I came across Dimdim the other day. Dimdim is a SaaS based web meeting offering that allows all the services the more expensive enterprise level web conferencing offerings. Dimdim includes;
- desktop sharing
- slide sharing
- unified communications
- integration with CRM systems
Open and Free
Unlike many installed offerings which tend to both be closed and expensive, Dimdim have offered their software both via SaaS and as an installable open source version. Their SaaS offering is provided at no charge and has API’s providing for feature extensibility. The free version is limited to 20 users which makes it sufficient for most small business presentations. Users need to install a web-meeting add on – I tried it with both explorer and Firefox without a hitch
Paid versions
For users needing the ability to host more individuals, Dimdim pro is available as a subscription service at a very reasonable $99/year. Dimdim pro scales up to 100 participants in a meeting room.
Coolness for everyone…
Dimdim’s offering makes lots of friends. For big companies it can save a heap of cash over their current Webex or GoToMeeting spend. For smaller businesses it allows professional looking web conferencing cheaply (or freely) and for the open saucies out there it gives away its open source base, hoping that the open source use will grow the user base virally.
Dimdim picked up $6mill of funding last week so expect bigger and better things from them in the months ahead.
I have been using DimDim for the last two months now. With me, living in India, and my main associate in Belgium, collaboration tools are very important.
Many times, DimDim has proven to be a really good tool. I was really happy when I read the news about the funding.
In my original post, Steve Chazin (Chief Marketing Officer at DimDim) left this comment :
“We’re working hard to make Dimdim even easier and more powerful. Hotmail made email free. Skype made phone calls free. With Dimdim, now the world can meet freely.”
It is ambitious and I am a big fan.
Great tool, saw their pitch on Demo.com a while back.
The integration features with a product like this will really help extend its reach. We have been looking at mashing it in to Litmos as web meetings go great with online training.
Hi Ben,
I would like to suggest our SaaS online meeting tool: Mikogo http://www.mikogo.com
Mikogo is a free screen sharing tool perfect for online meetings, remote tech support, Web presentations, distance learning, webinars, and more. Mikogo is completely free for all to use. No limitations or trial periods.
Such a free alternative is perfect for small businesses (who need a meeting solution for customer support, product demos, Web conferences etc, that won’t break the budget) or private users (who just want to collaborate over the Web or help out friends/family with tech problems).
All features are free and include:
screen sharing with up to 10 participants
application selection and sharing
switch presenter
remote keyboard and mouse control
file transfer
256 bit AES encryption
Skype Extra: providing free calls with free screen sharing combined
and more…
Take a moment to visit our website and consider Mikogo. Please feel free to contact me and let me know what you think of Mikogo. It would be great to hear back from you.

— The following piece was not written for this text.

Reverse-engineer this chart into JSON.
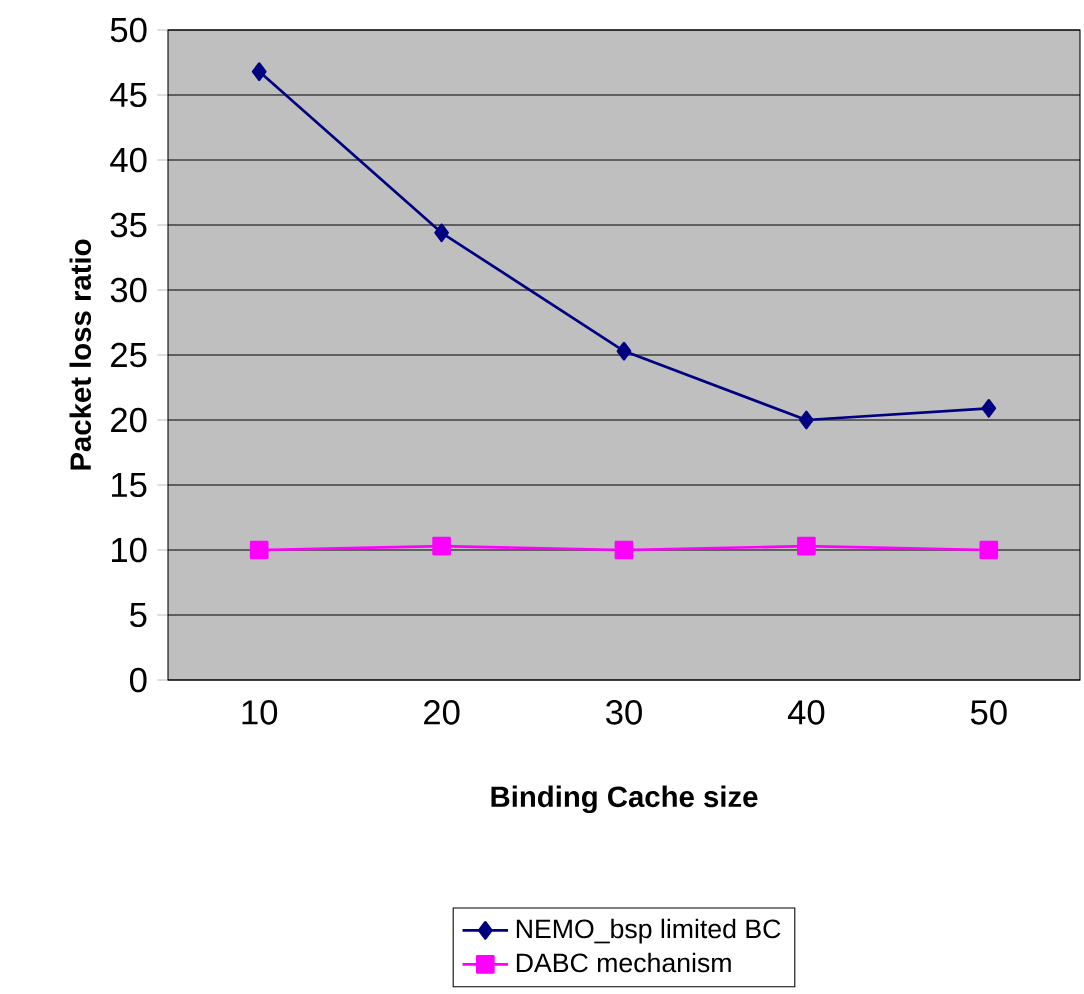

Look forward to hearing from you.
Cheers,
Andrew
The Mikogo Team
andrew(at)mikogo.com
Great article. DimDim is an open source quality web conferencing tool, but unfortunately it’s closed now. WebEx and Gotomeeting are two quality web conferencing services; however, they are expensive as compared to others. If you want something cheap, the try using GoMeetNow, which costs only $12.95 / month, next to free. Another alternative is deploying on premise web conferencing appliance such as RHUB appliances.